If international cinema somehow turned into a high-profile body-swapping Hollywood film and Japanese director Hirokazu Kore-eda ended up swapping lives with Michael Bay, you can imagine. IX transformers in a sense, it would be a subtle and sweet story of Megatron seeking solace in a newfound Autobot family. (By contrast, Michael Bay would make movies about a Tokyo mother and daughter blowing shit up.) In movies like From such a stick to such a splinter AND thieves Kore-eda has proven to be a master of weaving perfectly crafted stories about how we tie and tie without jarring. His last of him, runnerhis first film in Korea after a trip to France for The truthcontinues the tradition by offering a sad, wise and quietly funny take on the search for connections and identities wherever we can find them.

runner We start with an energetic and economically sketched staging. A young woman, So-young (Ji-eun Lee), leaves her baby, Woo-Sung, in a baby box run by a church (think ATM meets service hatch), a shelter for children . leaving their children unwanted. reassured in knowing that their children will find their way through the healthcare system. Only Woo-Sung won’t do it. Two adoption agents Sang-hyun (Parasite‘s Song Kang-ho, giving the film a big heart center) and Dong-soo (Gang Dong-won) steal the baby with the intention of selling it on the black baby market for 10 million won (strangely, the current compensation for girls is two million less). It’s a surefire money-making ploy foiled by So-young, who discovers their subterfuge and instead of demanding the return of her baby, she demands to be cut from the racketeering. What none of the three know is that a pair of detectives (Doona Bae and Lee Joo Young, who share a fascinating relationship) are watching the baby box and hoping to catch the riders in the act.

In true Kore-era style, the film becomes a fine study of a wealthy family living on the fringes of society.

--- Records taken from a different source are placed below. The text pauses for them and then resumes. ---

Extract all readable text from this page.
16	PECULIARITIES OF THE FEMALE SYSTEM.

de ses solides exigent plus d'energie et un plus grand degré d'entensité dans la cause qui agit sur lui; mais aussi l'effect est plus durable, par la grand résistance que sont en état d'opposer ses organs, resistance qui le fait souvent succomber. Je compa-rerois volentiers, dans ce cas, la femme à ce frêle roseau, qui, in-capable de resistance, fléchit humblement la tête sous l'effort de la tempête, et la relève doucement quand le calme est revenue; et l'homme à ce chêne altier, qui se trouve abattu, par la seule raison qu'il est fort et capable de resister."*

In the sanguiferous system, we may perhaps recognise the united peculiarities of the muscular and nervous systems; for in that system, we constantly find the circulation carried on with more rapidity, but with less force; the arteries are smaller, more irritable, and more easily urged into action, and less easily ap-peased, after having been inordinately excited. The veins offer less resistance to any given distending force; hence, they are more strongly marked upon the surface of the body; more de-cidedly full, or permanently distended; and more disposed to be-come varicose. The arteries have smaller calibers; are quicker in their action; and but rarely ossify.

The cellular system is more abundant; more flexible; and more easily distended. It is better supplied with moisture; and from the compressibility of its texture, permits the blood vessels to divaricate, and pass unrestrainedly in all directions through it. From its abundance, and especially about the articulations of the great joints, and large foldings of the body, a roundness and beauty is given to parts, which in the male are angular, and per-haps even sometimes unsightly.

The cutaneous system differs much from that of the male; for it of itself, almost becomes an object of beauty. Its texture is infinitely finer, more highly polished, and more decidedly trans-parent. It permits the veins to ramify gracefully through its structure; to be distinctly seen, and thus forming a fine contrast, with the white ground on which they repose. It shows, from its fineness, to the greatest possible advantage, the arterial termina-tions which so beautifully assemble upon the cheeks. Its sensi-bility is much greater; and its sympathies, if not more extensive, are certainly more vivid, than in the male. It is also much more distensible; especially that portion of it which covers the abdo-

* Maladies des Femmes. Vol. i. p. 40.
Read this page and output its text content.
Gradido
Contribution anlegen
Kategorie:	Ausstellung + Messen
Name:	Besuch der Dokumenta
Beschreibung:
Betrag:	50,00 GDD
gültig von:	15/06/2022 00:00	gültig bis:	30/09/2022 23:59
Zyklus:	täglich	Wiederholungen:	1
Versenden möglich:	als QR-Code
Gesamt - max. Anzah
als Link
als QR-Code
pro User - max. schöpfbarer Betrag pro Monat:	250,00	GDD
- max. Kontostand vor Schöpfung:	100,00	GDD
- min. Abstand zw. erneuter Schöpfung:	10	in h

At this point, runner progress as it becomes a road movie, the quartet travels around Korea in a rickety van full of dry cleaners, looking for potential buyers for Woo-Sung. Along the way, the four become five when Hae-jin (Im Seung-so), a high-pitched seven-year-old boy, gets into his truck after a visit to an orphanage. In Kore-eda style, the film turns into a fascinating study of a makeshift family living on the fringes of society. It does not reach the heights of thievesbut it’s hard to think of a director working right now who is more generous with his characters than Kore-eda, deftly drawing non-judgmental portraits of flawed people with zero condescension and the utmost humanity.

The film plays with conventional plot elements much more than the usual Kore-eda setting: there’s suspense, some sort of fighting (although sadly no Autobot background). And compared to the sobriety of the English butler employed by Emma Thompson, Kore-eda’s trademark, he flirts with sentimentality. But there are big scenes after big scenes: the first attempt to sell the baby, the cops trying out a fake couple hoping to catch the bikers, a touching conversation on the Ferris wheel, and when sympathy is so great, the air of melancholy it’s so powerful. , it’s easy to fall in love with her many charms.